What Will Set You Apart

  • Geometric deep learning: mesh / point-cloud networks, GNNs, PyTorch Geometric

  • CAD / B-rep, feature recognition, and turning part geometry into ML features

  • Retrieval and ANN at scale; embedding stores

  • Bayesian and hierarchical modeling for small data; physics-informed ML

  • Survival and reliability modeling (tool life, degradation)

  • Aerospace or precision-manufacturing background; DFM intuition

  • Digital twins and simulation; causal inference; sensor / IoT data

Compensation

For this role, the target salary range is $170,000 – $300,000 (actual range may vary based on experience).

This is the lowest to highest salary we reasonably and in good faith believe we would pay for this role at the time of this posting. We may ultimately pay more or less than the posted range, and the range may be modified in the future. An employee's pay position within the salary range will be based on several factors, including, but not limited to, relevant education, qualifications, certifications, experience, skills, geographic location, performance, and business or organizational needs.

 
Benefits for Full-time Employees
  • Medical, dental, vision, and life insurance plans for employees

  • 401k

  • Relocation support may be provided for certain situations, based on business need.
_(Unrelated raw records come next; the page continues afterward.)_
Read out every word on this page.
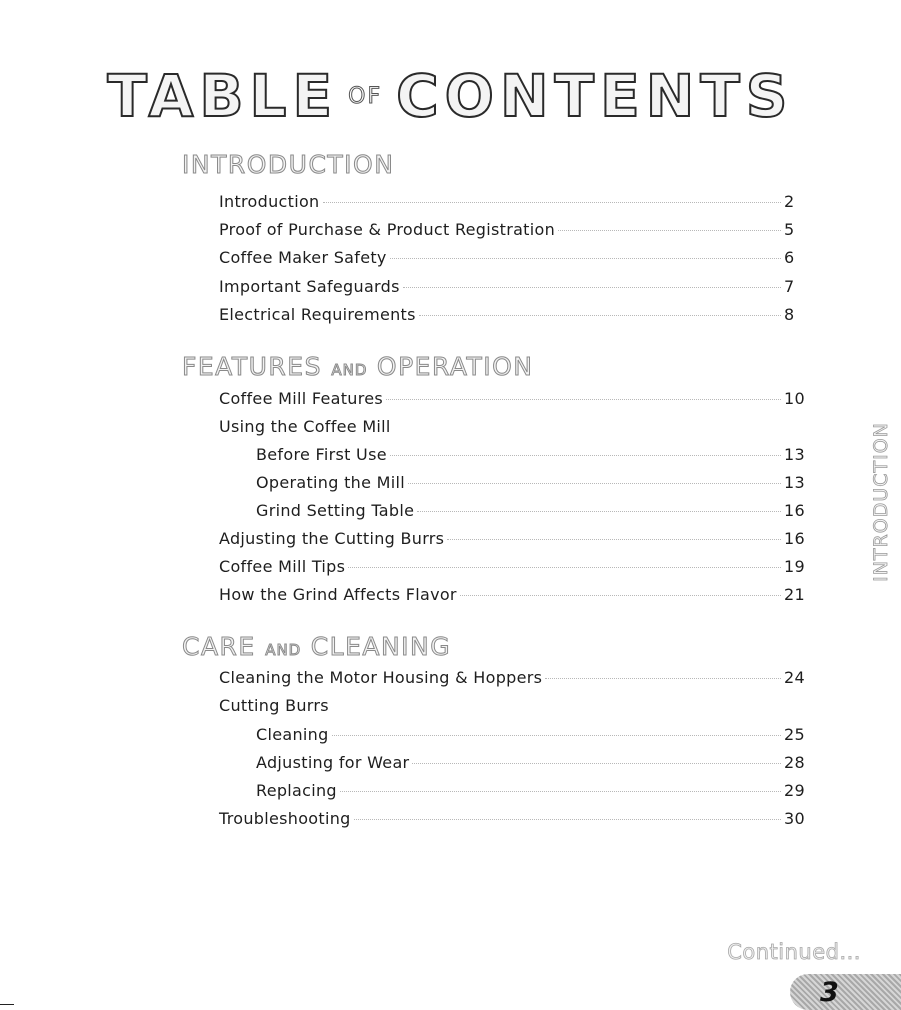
TABLE OF CONTENTS
INTRODUCTION
Introduction	2
Proof of Purchase & Product Registration	5
Coffee Maker Safety	6
Important Safeguards	7
Electrical Requirements	8
FEATURES AND OPERATION
Coffee Mill Features	10
Using the Coffee Mill
Before First Use	13
Operating the Mill	13
Grind Setting Table	16
Adjusting the Cutting Burrs	16
Coffee Mill Tips	19
How the Grind Affects Flavor	21
CARE AND CLEANING
Cleaning the Motor Housing & Hoppers	24
Cutting Burrs
Cleaning	25
Adjusting for Wear	28
Replacing	29
Troubleshooting	30
INTRODUCTION
Continued...
3
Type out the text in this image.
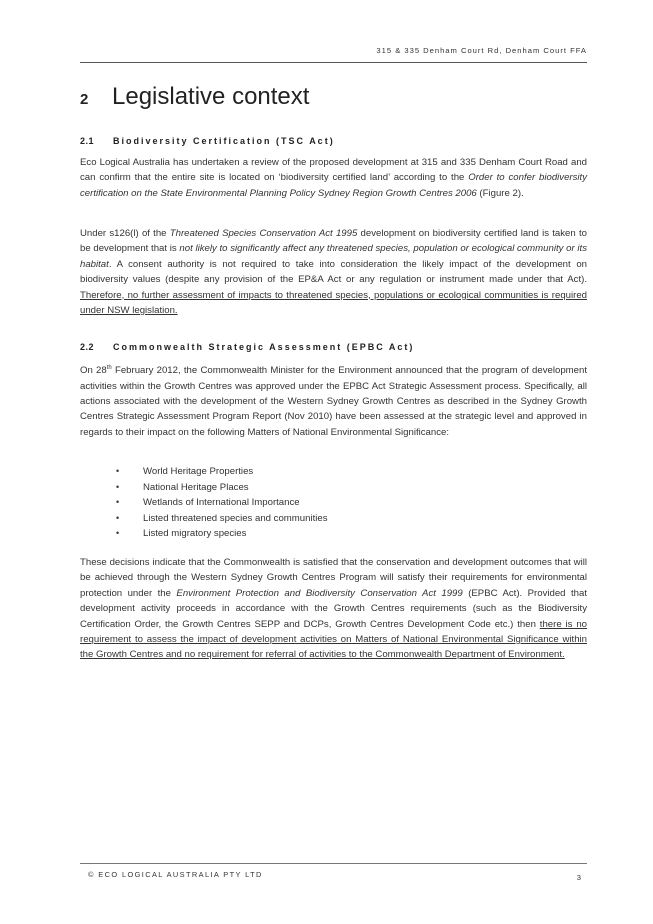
315 & 335 Denham Court Rd, Denham Court FFA
2 Legislative context
2.1 Biodiversity Certification (TSC Act)
Eco Logical Australia has undertaken a review of the proposed development at 315 and 335 Denham Court Road and can confirm that the entire site is located on ‘biodiversity certified land’ according to the Order to confer biodiversity certification on the State Environmental Planning Policy Sydney Region Growth Centres 2006 (Figure 2).
Under s126(l) of the Threatened Species Conservation Act 1995 development on biodiversity certified land is taken to be development that is not likely to significantly affect any threatened species, population or ecological community or its habitat. A consent authority is not required to take into consideration the likely impact of the development on biodiversity values (despite any provision of the EP&A Act or any regulation or instrument made under that Act). Therefore, no further assessment of impacts to threatened species, populations or ecological communities is required under NSW legislation.
2.2 Commonwealth Strategic Assessment (EPBC Act)
On 28th February 2012, the Commonwealth Minister for the Environment announced that the program of development activities within the Growth Centres was approved under the EPBC Act Strategic Assessment process. Specifically, all actions associated with the development of the Western Sydney Growth Centres as described in the Sydney Growth Centres Strategic Assessment Program Report (Nov 2010) have been assessed at the strategic level and approved in regards to their impact on the following Matters of National Environmental Significance:
• World Heritage Properties
• National Heritage Places
• Wetlands of International Importance
• Listed threatened species and communities
• Listed migratory species
These decisions indicate that the Commonwealth is satisfied that the conservation and development outcomes that will be achieved through the Western Sydney Growth Centres Program will satisfy their requirements for environmental protection under the Environment Protection and Biodiversity Conservation Act 1999 (EPBC Act). Provided that development activity proceeds in accordance with the Growth Centres requirements (such as the Biodiversity Certification Order, the Growth Centres SEPP and DCPs, Growth Centres Development Code etc.) then there is no requirement to assess the impact of development activities on Matters of National Environmental Significance within the Growth Centres and no requirement for referral of activities to the Commonwealth Department of Environment.
© ECO LOGICAL AUSTRALIA PTY LTD	3
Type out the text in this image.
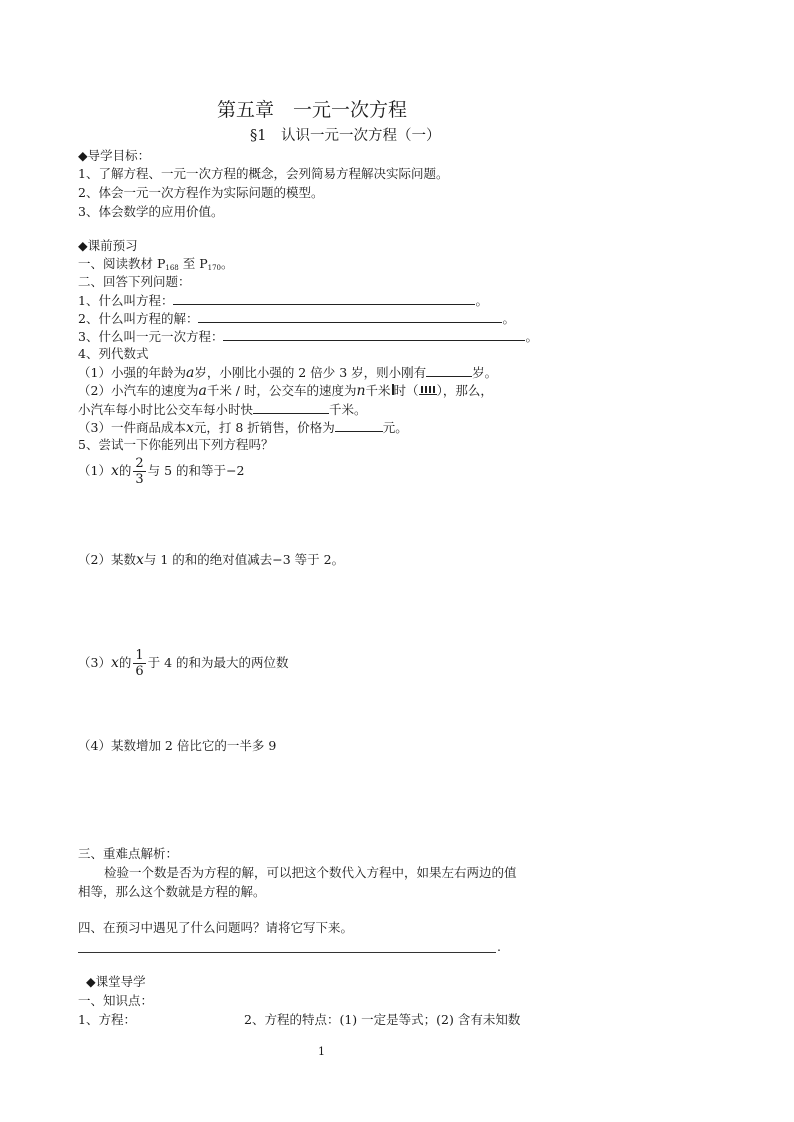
第五章　一元一次方程
§1　认识一元一次方程（一）
◆导学目标：
1、了解方程、一元一次方程的概念，会列简易方程解决实际问题。
2、体会一元一次方程作为实际问题的模型。
3、体会数学的应用价值。
◆课前预习
一、阅读教材 $P_{168}$ 至 $P_{170}$。
二、回答下列问题：
1、什么叫方程：	。
2、什么叫方程的解：	。
3、什么叫一元一次方程：	。
4、列代数式
（1）小强的年龄为a岁，小刚比小强的 2 倍少 3 岁，则小刚有	岁。
（2）小汽车的速度为a千米 / 时，公交车的速度为n千米 时（ ），那么，
小汽车每小时比公交车每小时快	千米。
（3）一件商品成本x元，打 8 折销售，价格为	元。
5、尝试一下你能列出下列方程吗？
（1）x的 $\frac{2}{3}$ 与 5 的和等于−2
（2）某数x与 1 的和的绝对值减去−3 等于 2。
（3）x的 $\frac{1}{6}$ 于 4 的和为最大的两位数
（4）某数增加 2 倍比它的一半多 9
三、重难点解析：
检验一个数是否为方程的解，可以把这个数代入方程中，如果左右两边的值
相等，那么这个数就是方程的解。
四、在预习中遇见了什么问题吗？请将它写下来。
.
◆课堂导学
一、知识点：
1、方程：	2、方程的特点：(1) 一定是等式；(2) 含有未知数
1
  • Flexible vacation policy

  • Equity

ITAR Requirements

To conform to U.S. Government space technology export regulations, including the International Traffic in Arms Regulations (ITAR) you must be a U.S. citizen, lawful permanent resident of the U.S., protected individual as defined by 8 U.S.C. 1324b(a)(3), or eligible to obtain the required authorizations from the U.S. Department of State. Learn more about the ITAR here.

Use of AI in hiring

Hadrian uses AI-assisted tools in our recruiting and hiring processes to help our team work more efficiently. This may include tools that help organize and analyze recruiting data, as well as an AI-powered notetaker that can record and transcribe interviews and help coordinate feedback. These tools support our team and are not used to make hiring decisions. All candidate evaluations and hiring decisions are performed by humans. If an interview will be recorded, you will be notified in advance and may opt out at any time with no impact on your candidacy. Candidate data processed through these tools is subject to the same protections described in our Privacy Policy.
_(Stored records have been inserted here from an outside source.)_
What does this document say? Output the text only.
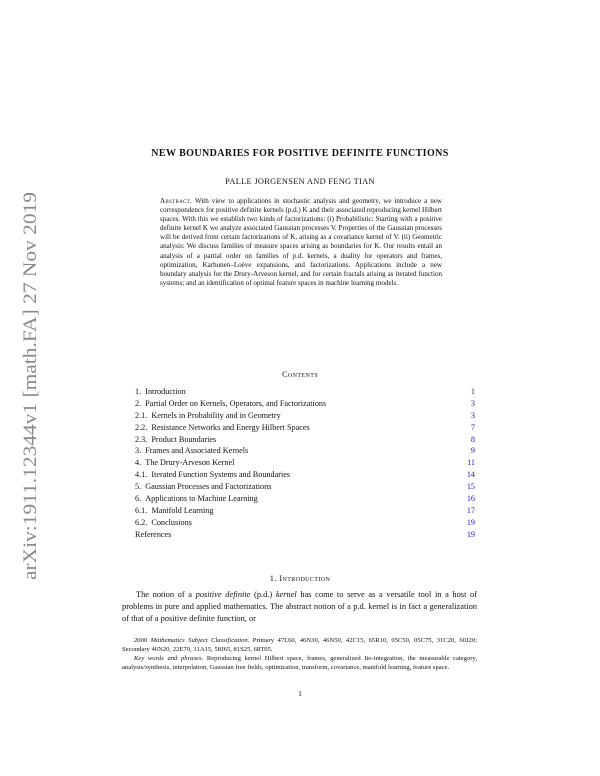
arXiv:1911.12344v1 [math.FA] 27 Nov 2019
NEW BOUNDARIES FOR POSITIVE DEFINITE FUNCTIONS
PALLE JORGENSEN AND FENG TIAN
Abstract. With view to applications in stochastic analysis and geometry, we introduce a new correspondence for positive definite kernels (p.d.) K and their associated reproducing kernel Hilbert spaces. With this we establish two kinds of factorizations: (i) Probabilistic: Starting with a positive definite kernel K we analyze associated Gaussian processes V. Properties of the Gaussian processes will be derived from certain factorizations of K, arising as a covariance kernel of V. (ii) Geometric analysis: We discuss families of measure spaces arising as boundaries for K. Our results entail an analysis of a partial order on families of p.d. kernels, a duality for operators and frames, optimization, Karhunen–Loève expansions, and factorizations. Applications include a new boundary analysis for the Drury-Arveson kernel, and for certain fractals arising as iterated function systems; and an identification of optimal feature spaces in machine learning models.
Contents
1.  Introduction	1
2.  Partial Order on Kernels, Operators, and Factorizations	3
2.1.  Kernels in Probability and in Geometry	3
2.2.  Resistance Networks and Energy Hilbert Spaces	7
2.3.  Product Boundaries	8
3.  Frames and Associated Kernels	9
4.  The Drury-Arveson Kernel	11
4.1.  Iterated Function Systems and Boundaries	14
5.  Gaussian Processes and Factorizations	15
6.  Applications to Machine Learning	16
6.1.  Manifold Learning	17
6.2.  Conclusions	19
References	19
1. Introduction

The notion of a positive definite (p.d.) kernel has come to serve as a versatile tool in a host of problems in pure and applied mathematics. The abstract notion of a p.d. kernel is in fact a generalization of that of a positive definite function, or

2000 Mathematics Subject Classification. Primary 47L60, 46N30, 46N50, 42C15, 65R10, 05C50, 05C75, 31C20, 60J20; Secondary 46N20, 22E70, 31A15, 58J65, 81S25, 68T05.

Key words and phrases. Reproducing kernel Hilbert space, frames, generalized Ito-integration, the measurable category, analysis/synthesis, interpolation, Gaussian free fields, optimization, transform, covariance, manifold learning, feature space.

1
Hadrian Is An Equal Opportunity Employer

It is the Company’s policy to provide equal employment opportunity for all applicants and employees. The Company does not unlawfully discriminate on the basis of race inclusive of traits historically associated with race (including, but not limited to, hair texture and protective hairstyles, such as braids, locks and twists), color, religion, sex (including pregnancy, childbirth, or related medical conditions), gender identity, gender expression, transgender status, national origin (including, in California, possession of a drivers license), ancestry, citizenship, age, physical or mental disability, height or weight, medical condition, family care status, military or veteran status, marital status, domestic partner status, sexual orientation, genetic information, exercise of reproductive rights, any other basis protected by local, state, or federal laws, or any combination of the above characteristics. When necessary, the Company also makes reasonable accommodations for disabled candidates and employees, including for candidates or employees who are disabled by pregnancy, childbirth, or related medical conditions.